Nel corso della giornata di ieri si sono moltiplicati gli appelli al ministro della Cultura, Gennaro Sangiuliano, affinché smentisse la notizia riportata dal Fatto quotidiano circa una sua diffida al programma radiofonico «Un giorno da pecora». Smentita che all’ora in cui scrivo ancora non risulta pervenuta, grazie al cielo, e che sinceramente mi auguro non arrivi mai, perché priverebbe il pubblico non solo di un grande pezzo di satira, ma anche di un illuminante spaccato della cultura e della psicologia della nuova classe dirigente.
Secondo il Fatto, la lettera dell’avvocato lamenterebbe infatti come da mesi Sangiuliano sia vittima di una sistematica denigrazione da parte della trasmissione di Radio Uno, che si sarebbe spinta fino a ipotizzare, udite udite, una «carenza di preparazione culturale della persona». In questo, a giudizio del legale, pur nella consapevolezza del tono ironico del programma, si anniderebbe chiaramente un «intento diffamatorio tanto più grave se si considerano il profilo e la personalità del dottor Sangiuliano», il quale non per niente «è laureato in Giurisprudenza, dottore di ricerca e professore a contratto in diversi atenei». E scusate se è poco.
I maligni, naturalmente, hanno subito pensato a una vendetta nei confronti di Geppi Cucciari, che conduce il programma insieme a Giorgio Lauro, e alla presentazione del premio Strega era stata protagonista di un indimenticabile scambio con il ministro. Con lui che nel bel mezzo di un retorico invito alla lettura si lascia scappare, a proposito dei libri in gara, un rivelatore «proverò a leggerli», e lei che quasi balbetta per lo stupore: «Ah, non… non… non li ha letti?», scatenando così una straziante marcia indietro da parte di Sangiuliano, il quale a quel punto biascica un incredibile: «Sì, li ho letti perché ho votato, però voglio, come dire, approfondire questi volumi». Ma lei ormai non può più tenersi, e quindi risponde: «Cioè oltre la copertina, dentro».

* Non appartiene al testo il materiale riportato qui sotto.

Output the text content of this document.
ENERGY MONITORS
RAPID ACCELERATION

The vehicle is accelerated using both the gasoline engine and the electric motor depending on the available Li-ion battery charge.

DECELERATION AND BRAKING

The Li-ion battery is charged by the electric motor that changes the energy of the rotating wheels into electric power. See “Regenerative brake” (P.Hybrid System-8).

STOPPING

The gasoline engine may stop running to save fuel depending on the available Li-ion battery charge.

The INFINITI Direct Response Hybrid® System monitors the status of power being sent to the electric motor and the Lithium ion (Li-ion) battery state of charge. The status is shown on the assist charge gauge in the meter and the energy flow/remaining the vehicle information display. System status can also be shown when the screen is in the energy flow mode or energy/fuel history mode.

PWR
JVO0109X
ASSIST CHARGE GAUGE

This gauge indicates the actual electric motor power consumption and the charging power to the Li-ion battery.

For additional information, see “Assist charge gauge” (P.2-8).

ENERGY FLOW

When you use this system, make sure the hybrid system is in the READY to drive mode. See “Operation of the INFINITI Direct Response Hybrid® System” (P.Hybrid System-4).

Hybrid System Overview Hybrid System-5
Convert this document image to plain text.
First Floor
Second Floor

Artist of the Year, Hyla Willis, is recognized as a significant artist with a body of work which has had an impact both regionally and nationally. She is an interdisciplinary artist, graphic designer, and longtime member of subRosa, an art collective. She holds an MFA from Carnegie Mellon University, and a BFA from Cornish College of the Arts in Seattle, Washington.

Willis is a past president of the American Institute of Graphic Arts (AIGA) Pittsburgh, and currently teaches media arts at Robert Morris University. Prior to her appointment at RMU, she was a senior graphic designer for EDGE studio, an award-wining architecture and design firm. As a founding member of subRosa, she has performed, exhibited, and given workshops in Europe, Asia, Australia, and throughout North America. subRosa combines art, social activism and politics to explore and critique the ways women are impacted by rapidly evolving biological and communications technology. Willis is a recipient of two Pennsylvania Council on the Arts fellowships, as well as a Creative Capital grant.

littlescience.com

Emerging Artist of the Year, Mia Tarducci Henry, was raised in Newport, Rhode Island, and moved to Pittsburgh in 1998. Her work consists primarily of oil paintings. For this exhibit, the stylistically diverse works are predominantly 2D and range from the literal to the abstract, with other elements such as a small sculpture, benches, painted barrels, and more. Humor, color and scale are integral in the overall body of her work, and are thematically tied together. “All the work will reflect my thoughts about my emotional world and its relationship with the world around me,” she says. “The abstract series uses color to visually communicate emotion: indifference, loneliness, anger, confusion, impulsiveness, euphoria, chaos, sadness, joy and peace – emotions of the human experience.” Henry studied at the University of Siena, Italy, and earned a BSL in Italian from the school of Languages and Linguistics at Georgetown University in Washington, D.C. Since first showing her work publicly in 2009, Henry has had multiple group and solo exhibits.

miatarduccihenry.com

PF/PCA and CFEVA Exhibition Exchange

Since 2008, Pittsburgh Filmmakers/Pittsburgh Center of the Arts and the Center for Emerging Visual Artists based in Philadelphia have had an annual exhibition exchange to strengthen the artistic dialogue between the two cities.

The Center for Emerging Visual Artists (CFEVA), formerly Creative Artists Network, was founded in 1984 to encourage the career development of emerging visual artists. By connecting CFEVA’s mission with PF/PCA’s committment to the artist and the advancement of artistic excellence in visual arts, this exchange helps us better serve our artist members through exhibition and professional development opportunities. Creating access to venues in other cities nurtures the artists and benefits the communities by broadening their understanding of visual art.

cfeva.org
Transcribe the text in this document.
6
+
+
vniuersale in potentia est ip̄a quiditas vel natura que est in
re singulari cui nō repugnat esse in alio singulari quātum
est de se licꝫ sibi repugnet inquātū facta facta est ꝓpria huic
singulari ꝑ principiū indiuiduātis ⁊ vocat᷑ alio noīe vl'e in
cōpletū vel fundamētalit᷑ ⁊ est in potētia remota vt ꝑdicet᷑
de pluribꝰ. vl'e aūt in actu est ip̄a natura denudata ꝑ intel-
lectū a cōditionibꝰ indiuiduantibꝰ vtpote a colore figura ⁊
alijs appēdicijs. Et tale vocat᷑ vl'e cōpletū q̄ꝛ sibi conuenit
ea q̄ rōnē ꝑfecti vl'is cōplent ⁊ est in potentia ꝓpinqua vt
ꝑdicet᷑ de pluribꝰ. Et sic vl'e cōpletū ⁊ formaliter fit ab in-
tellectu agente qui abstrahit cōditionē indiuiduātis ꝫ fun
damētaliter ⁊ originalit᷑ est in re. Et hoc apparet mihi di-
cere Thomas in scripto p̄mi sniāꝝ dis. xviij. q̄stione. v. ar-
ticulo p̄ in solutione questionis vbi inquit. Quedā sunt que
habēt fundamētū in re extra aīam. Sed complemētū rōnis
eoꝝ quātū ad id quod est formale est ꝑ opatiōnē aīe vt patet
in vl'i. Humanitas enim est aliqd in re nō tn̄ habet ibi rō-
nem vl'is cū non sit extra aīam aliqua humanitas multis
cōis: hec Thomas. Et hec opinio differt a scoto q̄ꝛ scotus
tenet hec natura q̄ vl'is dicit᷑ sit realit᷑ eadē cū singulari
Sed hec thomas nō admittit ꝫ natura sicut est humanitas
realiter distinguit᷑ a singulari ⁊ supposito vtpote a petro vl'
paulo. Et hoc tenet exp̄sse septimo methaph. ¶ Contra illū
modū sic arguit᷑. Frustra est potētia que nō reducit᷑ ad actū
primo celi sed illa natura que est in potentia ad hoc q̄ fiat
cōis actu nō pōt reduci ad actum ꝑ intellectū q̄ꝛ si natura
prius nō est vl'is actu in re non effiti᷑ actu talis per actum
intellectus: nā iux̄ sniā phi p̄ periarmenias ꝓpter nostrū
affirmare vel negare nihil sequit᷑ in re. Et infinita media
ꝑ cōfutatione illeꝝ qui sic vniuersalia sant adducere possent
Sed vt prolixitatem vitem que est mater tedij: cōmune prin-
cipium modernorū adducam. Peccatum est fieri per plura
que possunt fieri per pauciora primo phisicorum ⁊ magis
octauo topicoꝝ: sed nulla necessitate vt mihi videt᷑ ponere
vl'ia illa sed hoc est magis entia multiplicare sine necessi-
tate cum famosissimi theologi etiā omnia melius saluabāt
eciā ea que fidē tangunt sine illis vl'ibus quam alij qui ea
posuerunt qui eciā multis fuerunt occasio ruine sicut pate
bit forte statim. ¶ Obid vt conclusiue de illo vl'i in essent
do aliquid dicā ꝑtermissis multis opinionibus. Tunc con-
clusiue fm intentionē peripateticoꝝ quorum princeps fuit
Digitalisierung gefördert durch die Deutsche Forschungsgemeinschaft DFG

D’altra parte stiamo parlando del ministro della Cultura che, pensando evidentemente di fare un figurone, qualche mese fa aveva dichiarato: «Nel mio piccolo mi sono autoimposto di leggere un libro al mese. È un fatto di disciplina. Come andare a messa». Parole che testimoniano tanto la vastità della sua cultura quanto il fervore della sua fede.
Nell’idea di diffidare un programma satirico per lesione del profilo culturale del ministro c’è però qualcosa che va oltre Sangiuliano e tocca l’intero governo. Penso al ministro dell’Agricoltura, Francesco Lollobrigida, che pretende di fermare il treno per scendere quando più gli aggrada, magari dopo avere telefonato all’amministratore delegato delle Ferrovie, e poi insiste a rivendicare la sua scelta come un dovere istituzionale. Penso al sottosegretario alla Cultura Vittorio Sgarbi (a proposito, è ancora lì?), che solo quest’anno, stando ai giornali, avrebbe incassato centinaia di migliaia di euro per la partecipazione a mostre, premi e inaugurazioni, notizia che lo stesso Sangiuliano, a fine ottobre, aveva commentato dichiarando di avere segnalato tutto all’Antitrust e di averne informato anche la presidente del Consiglio (dopodiché?).
In pratica, a dispetto della retorica populista e anti-casta con cui sono arrivati al potere, e che la stessa Giorgia Meloni continua a utilizzare a piene mani, da ultimo nel suo messaggio all’iniziativa di Fratelli d’Italia per il primo anno di governo («Noi abbiamo portato al governo l’Italia vera, che non è quella descritta dai giornaloni, o nei salotti tv, abbiamo portato al governo l’Italia dimenticata e umiliata da anni di governi di sinistra…»), questa schiera di ministri, sottosegretari e parlamentari della nuova destra è tutta un «lei non sa chi sono io». Ma la vera tragedia è che sembrano non saperlo neanche loro.